RDC : Quand le dollar devient indésirable sur les marchés de Kinshasa

La situation économique à Kinshasa prend une tournure inattendue. Le dollar américain, longtemps perçu comme la valeur refuge, est désormais boudé par plusieurs commerçants. Une instabilité qui traduit le désarroi d’un marché local en perte de repères.
Dans les grandes artères commerciales de Kinshasa, la tension est palpable. Si certains citoyens dénoncent la dépréciation du dollar face au franc congolais, d’autres peinent à comprendre le retournement brutal du marché. Désormais, de nombreux petits commerçants refusent catégoriquement les paiements en billets verts.
« Allez d’abord changer vos dollars ! », lancent-ils à leurs clients, contraints de courir vers les cambistes avant d’espérer acheter ne serait-ce qu’un pain ou un bidon d’huile.
Mais même ce passage obligé ne garantit pas la tranquillité. Car sur les points de change, la confusion règne également. Les cambistes, souvent maîtres de la rue, fixent leurs propres taux d’échange, bien éloignés de ceux publiés par la Banque centrale du Congo. Ce mardi matin, certaines zones de la capitale ont vu le taux descendre jusqu’à 1 800 francs congolais pour un dollar, un chiffre qui illustre l’ampleur du désordre.
Cette situation fragilise tout un pan de l’économie urbaine. Les détaillants, pris entre la peur de perdre et la méfiance vis-à-vis d’une monnaie devenue instable, préfèrent s’en tenir au franc congolais. Dans les marchés populaires de Gambela, Victoire ou Matete, le dollar est même devenu synonyme d’embarras.
« C’est comme si on portait un fardeau. Personne n’en veut », confie une vendeuse de légumes.
Pendant ce temps, les autorités monétaires semblent minimiser l’ampleur du choc. Les communiqués officiels parlent de “fluctuations temporaires”, mais sur le terrain, les ménages constatent une réalité bien plus rude, les prix changent au gré de la peur et de la rumeur.

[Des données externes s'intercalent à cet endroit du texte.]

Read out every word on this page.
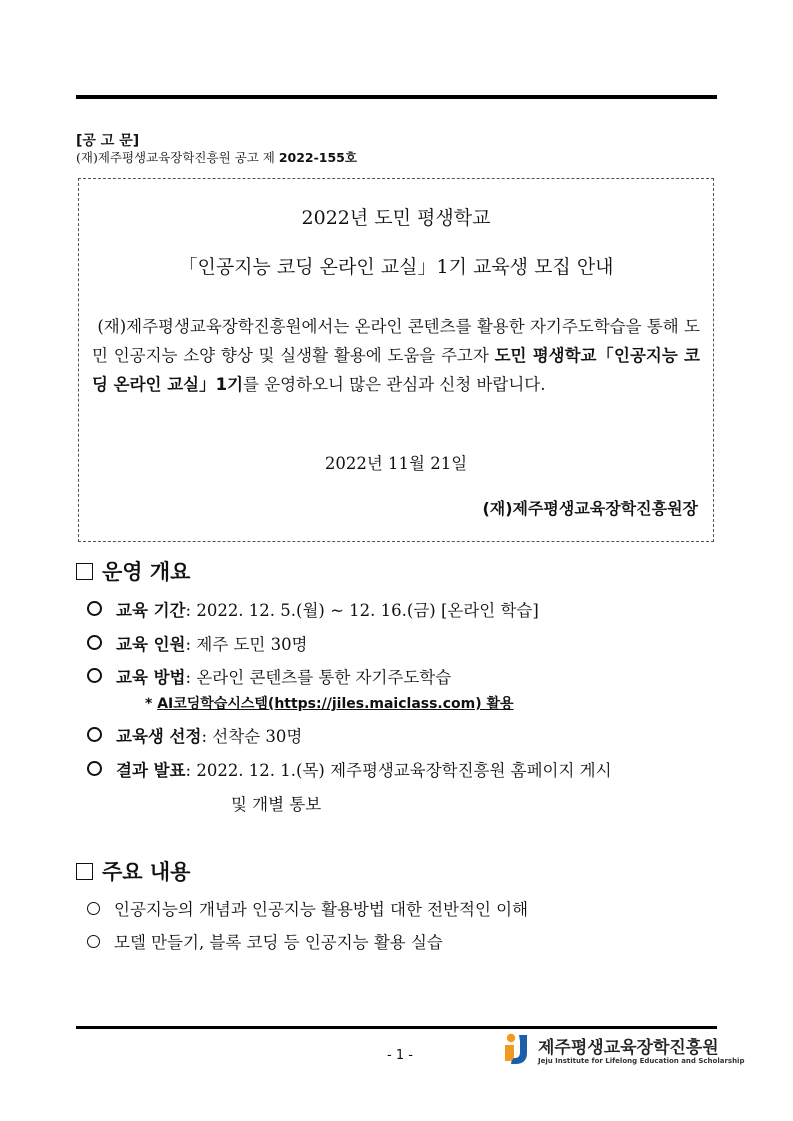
[공 고 문]
(재)제주평생교육장학진흥원 공고 제 2022-155호
2022년 도민 평생학교
「인공지능 코딩 온라인 교실」1기 교육생 모집 안내
(재)제주평생교육장학진흥원에서는 온라인 콘텐츠를 활용한 자기주도학습을 통해 도민 인공지능 소양 향상 및 실생활 활용에 도움을 주고자 도민 평생학교「인공지능 코딩 온라인 교실」1기를 운영하오니 많은 관심과 신청 바랍니다.
2022년 11월 21일
(재)제주평생교육장학진흥원장
운영 개요
교육 기간: 2022. 12. 5.(월) ~ 12. 16.(금) [온라인 학습]
교육 인원: 제주 도민 30명
교육 방법: 온라인 콘텐츠를 통한 자기주도학습
* AI코딩학습시스템(https://jiles.maiclass.com) 활용
교육생 선정: 선착순 30명
결과 발표: 2022. 12. 1.(목) 제주평생교육장학진흥원 홈페이지 게시
및 개별 통보
주요 내용
인공지능의 개념과 인공지능 활용방법 대한 전반적인 이해
모델 만들기, 블록 코딩 등 인공지능 활용 실습
- 1 -	제주평생교육장학진흥원
Jeju Institute for Lifelong Education and Scholarship
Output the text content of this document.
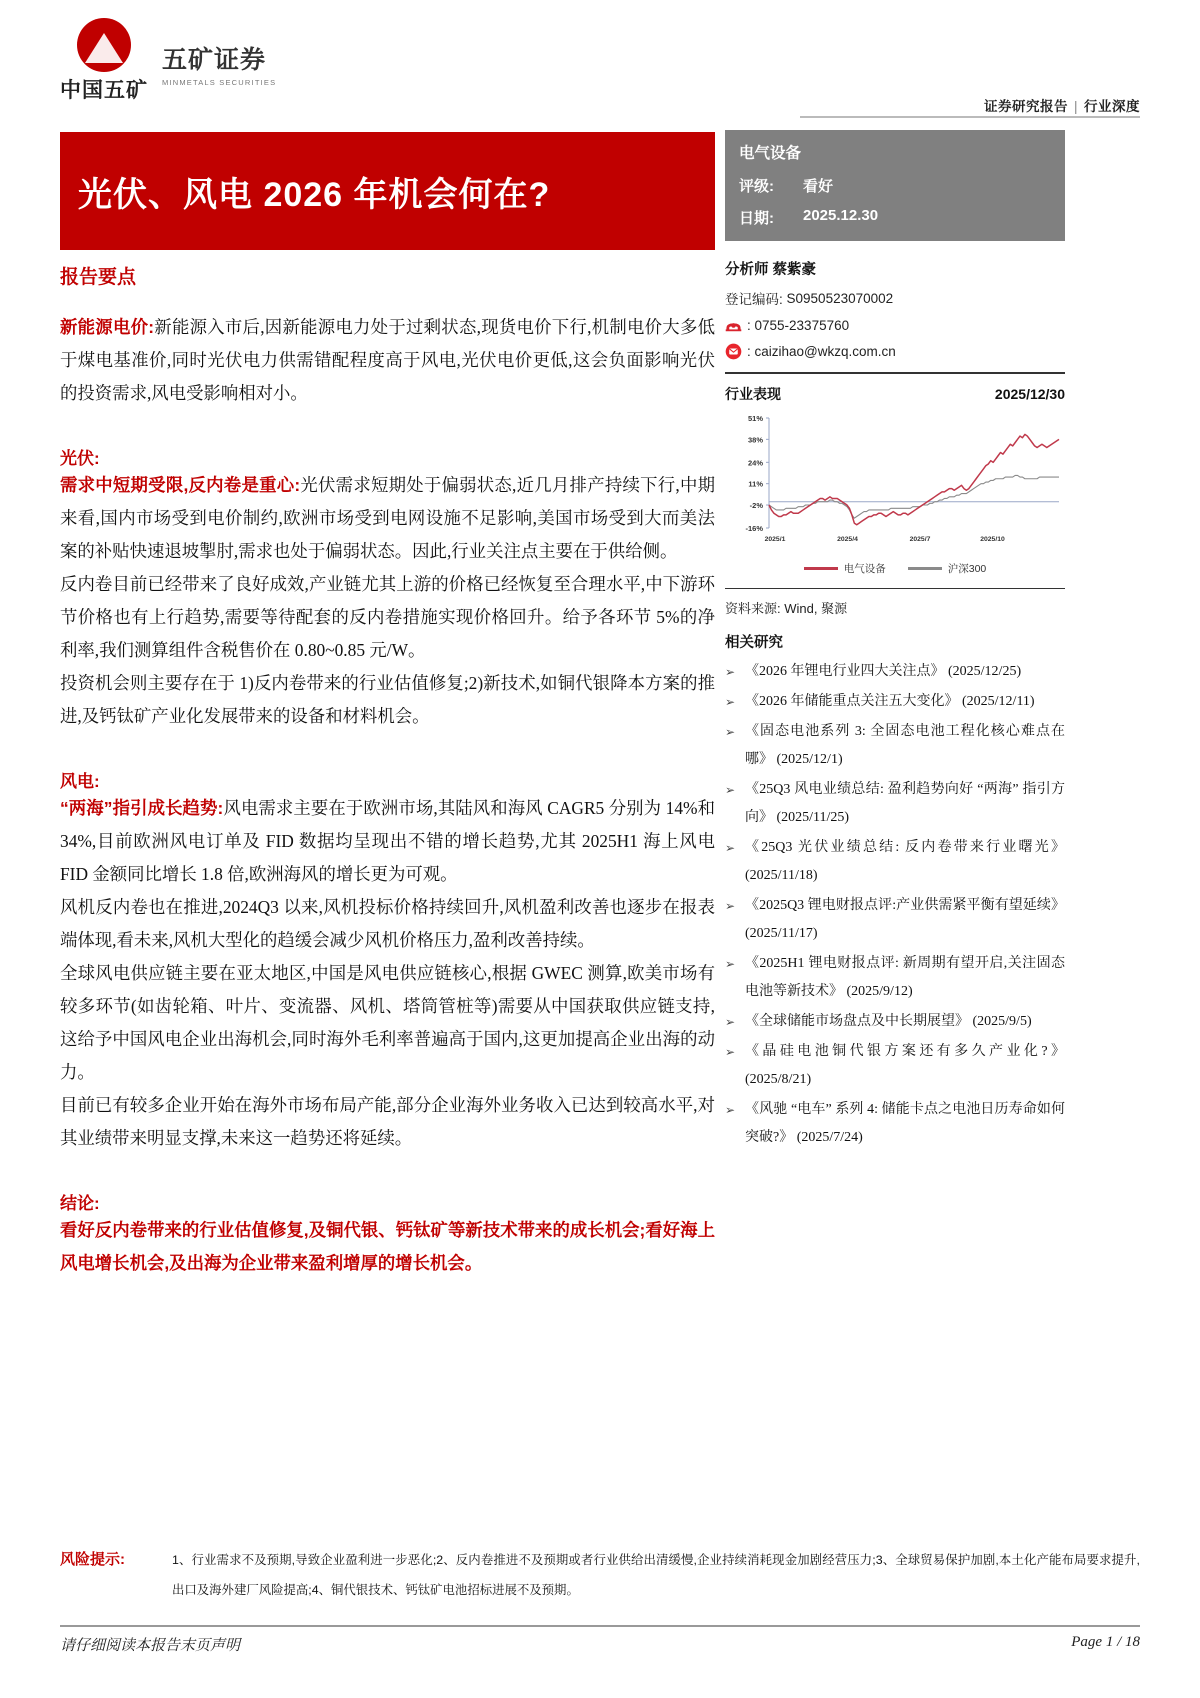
中国五矿
五矿证券
MINMETALS SECURITIES
证券研究报告 | 行业深度
光伏、风电 2026 年机会何在?
报告要点

新能源电价:新能源入市后,因新能源电力处于过剩状态,现货电价下行,机制电价大多低于煤电基准价,同时光伏电力供需错配程度高于风电,光伏电价更低,这会负面影响光伏的投资需求,风电受影响相对小。

光伏:

需求中短期受限,反内卷是重心:光伏需求短期处于偏弱状态,近几月排产持续下行,中期来看,国内市场受到电价制约,欧洲市场受到电网设施不足影响,美国市场受到大而美法案的补贴快速退坡掣肘,需求也处于偏弱状态。因此,行业关注点主要在于供给侧。

反内卷目前已经带来了良好成效,产业链尤其上游的价格已经恢复至合理水平,中下游环节价格也有上行趋势,需要等待配套的反内卷措施实现价格回升。给予各环节 5%的净利率,我们测算组件含税售价在 0.80~0.85 元/W。

投资机会则主要存在于 1)反内卷带来的行业估值修复;2)新技术,如铜代银降本方案的推进,及钙钛矿产业化发展带来的设备和材料机会。

风电:

“两海”指引成长趋势:风电需求主要在于欧洲市场,其陆风和海风 CAGR5 分别为 14%和 34%,目前欧洲风电订单及 FID 数据均呈现出不错的增长趋势,尤其 2025H1 海上风电 FID 金额同比增长 1.8 倍,欧洲海风的增长更为可观。

风机反内卷也在推进,2024Q3 以来,风机投标价格持续回升,风机盈利改善也逐步在报表端体现,看未来,风机大型化的趋缓会减少风机价格压力,盈利改善持续。

全球风电供应链主要在亚太地区,中国是风电供应链核心,根据 GWEC 测算,欧美市场有较多环节(如齿轮箱、叶片、变流器、风机、塔筒管桩等)需要从中国获取供应链支持,这给予中国风电企业出海机会,同时海外毛利率普遍高于国内,这更加提高企业出海的动力。

目前已有较多企业开始在海外市场布局产能,部分企业海外业务收入已达到较高水平,对其业绩带来明显支撑,未来这一趋势还将延续。

结论:

看好反内卷带来的行业估值修复,及铜代银、钙钛矿等新技术带来的成长机会;看好海上风电增长机会,及出海为企业带来盈利增厚的增长机会。

电气设备
评级:	看好
日期:	2025.12.30
分析师 蔡紫豪
登记编码:
S0950523070002
: 0755-23375760
: caizihao@wkzq.com.cn
行业表现	2025/12/30
51%
38%
24%
11%
-2%
-16%
2025/1	2025/4	2025/7	2025/10
电气设备	沪深300
资料来源: Wind, 聚源
相关研究
➢ 《2026 年锂电行业四大关注点》 (2025/12/25)
➢ 《2026 年储能重点关注五大变化》 (2025/12/11)
➢ 《固态电池系列 3: 全固态电池工程化核心难点在哪》 (2025/12/1)
➢ 《25Q3 风电业绩总结: 盈利趋势向好 “两海” 指引方向》 (2025/11/25)
➢ 《25Q3 光伏业绩总结: 反内卷带来行业曙光》 (2025/11/18)
➢ 《2025Q3 锂电财报点评:产业供需紧平衡有望延续》 (2025/11/17)
➢ 《2025H1 锂电财报点评: 新周期有望开启,关注固态电池等新技术》 (2025/9/12)
➢ 《全球储能市场盘点及中长期展望》 (2025/9/5)
➢ 《晶硅电池铜代银方案还有多久产业化?》 (2025/8/21)
➢ 《风驰 “电车” 系列 4: 储能卡点之电池日历寿命如何突破?》 (2025/7/24)
风险提示:	1、行业需求不及预期,导致企业盈利进一步恶化;2、反内卷推进不及预期或者行业供给出清缓慢,企业持续消耗现金加剧经营压力;3、全球贸易保护加剧,本土化产能布局要求提升,出口及海外建厂风险提高;4、铜代银技术、钙钛矿电池招标进展不及预期。
请仔细阅读本报告末页声明	Page 1 / 18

Au-delà de la capitale, les répercussions commencent à se faire sentir dans d’autres grandes villes comme Kananga ou Mbuji-Mayi. Dans un contexte où la confiance monétaire est déjà fragile, cette nouvelle onde de choc met à nu la dépendance de l’économie congolaise à la devise américaine.
Le franc congolais, pourtant symbole national, reste une monnaie que beaucoup hésitent encore à considérer comme stable.Alors que Kinshasa découvre, à contre-courant, les effets d’un dollar en perte de vitesse, une leçon s’impose, la confiance dans la monnaie nationale ne se décrète pas, elle se construit. Et tant que les Congolais continueront à naviguer entre deux monnaies, l’équilibre économique du pays restera un mirage instable.